Hashed Trie
Contents
Hashed Trie
I think this is novel, but if I am wrong, please let me know.
Definition
A Hashed Trie is a structure that is a Trie where each node has a hash value based on its contents. The tree state is saved as a hash, which simply points to the root node for that state. The children of each node are referenced by their hash. No node is every overwritten, if it is change the hash changes and it is saved under the new hash. This makes it a space efficient Copy-on-Write (CoW) structure.
Each operation is given the root hash as a parameter. Any modify operation returns a new root hash for the new tree.
The root hash represents the contents of the tree. Since there are fixed rules for the structure of the tree, the same keys and values will always result in the same root hash.
Advantages
- Space efficient. Even though we end up storing many variations of the same tree, we only duplicate the nodes that are different.
- Previous versions of the tree are readable as long as you have the previous root hash.

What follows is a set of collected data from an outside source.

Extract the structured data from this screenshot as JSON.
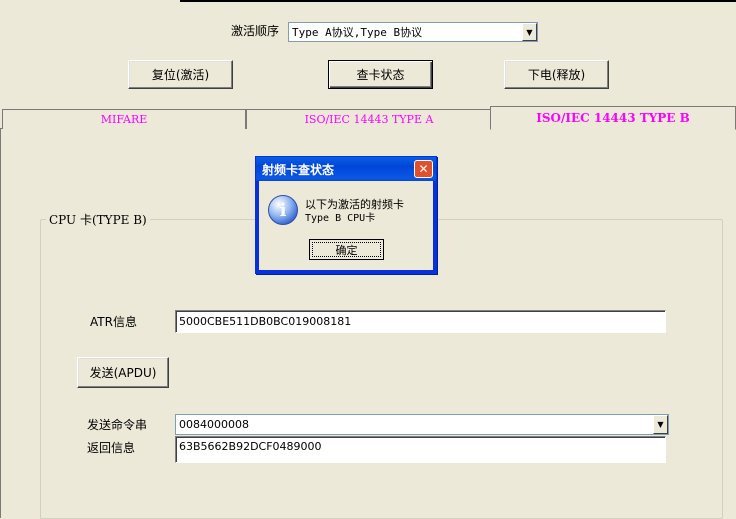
{
  "activation": {
    "label": "激活顺序",
    "selected": "Type A协议,Type B协议"
  },
  "buttons": {
    "reset": "复位(激活)",
    "check_status": "查卡状态",
    "power_off": "下电(释放)"
  },
  "tabs": [
    {
      "label": "MIFARE"
    },
    {
      "label": "ISO/IEC 14443 TYPE A"
    },
    {
      "label": "ISO/IEC 14443 TYPE B"
    }
  ],
  "group": {
    "title": "CPU 卡(TYPE B)"
  },
  "atr": {
    "label": "ATR信息",
    "value": "5000CBE511DB0BC019008181"
  },
  "send_apdu": "发送(APDU)",
  "command": {
    "label": "发送命令串",
    "value": "0084000008"
  },
  "response": {
    "label": "返回信息",
    "value": "63B5662B92DCF0489000"
  },
  "dialog": {
    "title": "射频卡查状态",
    "line1": "以下为激活的射频卡",
    "line2": "Type B CPU卡",
    "ok": "确定",
    "close_glyph": "✕",
    "icon_glyph": "i"
  },
  "colors": {
    "tab_text": "#ff00ff",
    "dialog_title": "#0a5fe4",
    "window_bg": "#ece9d8"
  },
  "icons": [
    "dropdown-arrow-icon",
    "info-icon",
    "close-icon"
  ]
}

- Any mutation can be done from any previous root node. No need to ever back out any changes, just use a previous root hash.

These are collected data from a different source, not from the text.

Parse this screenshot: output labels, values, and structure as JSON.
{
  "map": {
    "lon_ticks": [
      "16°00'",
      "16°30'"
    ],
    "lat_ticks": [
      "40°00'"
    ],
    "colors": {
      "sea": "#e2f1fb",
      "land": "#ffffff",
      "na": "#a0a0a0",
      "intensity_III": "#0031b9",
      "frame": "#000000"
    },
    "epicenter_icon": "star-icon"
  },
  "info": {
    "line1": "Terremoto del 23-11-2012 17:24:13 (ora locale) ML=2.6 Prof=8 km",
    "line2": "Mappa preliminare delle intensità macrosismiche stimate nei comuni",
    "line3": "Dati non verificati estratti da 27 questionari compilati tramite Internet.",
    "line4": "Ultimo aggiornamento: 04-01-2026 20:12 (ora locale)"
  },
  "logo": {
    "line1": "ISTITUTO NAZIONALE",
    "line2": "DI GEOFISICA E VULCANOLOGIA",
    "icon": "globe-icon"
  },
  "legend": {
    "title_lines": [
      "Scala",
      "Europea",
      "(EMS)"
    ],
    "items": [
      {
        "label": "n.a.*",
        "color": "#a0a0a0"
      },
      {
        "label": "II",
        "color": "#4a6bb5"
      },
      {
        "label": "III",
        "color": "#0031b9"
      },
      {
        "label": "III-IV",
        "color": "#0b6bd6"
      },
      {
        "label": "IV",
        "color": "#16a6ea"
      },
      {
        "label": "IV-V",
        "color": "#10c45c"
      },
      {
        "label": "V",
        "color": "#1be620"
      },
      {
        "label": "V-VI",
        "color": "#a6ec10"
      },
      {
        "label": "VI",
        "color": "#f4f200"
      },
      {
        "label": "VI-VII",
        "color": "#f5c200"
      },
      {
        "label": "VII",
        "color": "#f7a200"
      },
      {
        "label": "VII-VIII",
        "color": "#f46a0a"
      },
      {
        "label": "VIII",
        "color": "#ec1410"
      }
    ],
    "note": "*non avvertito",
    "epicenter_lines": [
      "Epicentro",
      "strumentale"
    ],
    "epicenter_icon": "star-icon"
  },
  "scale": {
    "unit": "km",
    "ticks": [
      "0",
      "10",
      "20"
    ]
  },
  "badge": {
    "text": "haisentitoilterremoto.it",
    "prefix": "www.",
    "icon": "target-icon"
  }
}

- No need to lock for writes. Reads and writes can happen simultaneously.
Disadvantages
- Any write will involve rewriting all the nodes from the root on down to the leaf node in question log(n) operations. Can be helped by batching updates.
- Reads involve reading all the nodes along the path, log(n) operations (likely helped greatly with cache).
Why it is awesome for blockchains
- The root hash can be shared in consensus to insure that nodes have the same data in the tree. For example, in Snowblossom the UXTO root hash is from the UTXO hashed trie.
- Then the shared root hash and the intermediate nodes can be used to prove the existence and completeness of any data in the tree to light clients or header only nodes.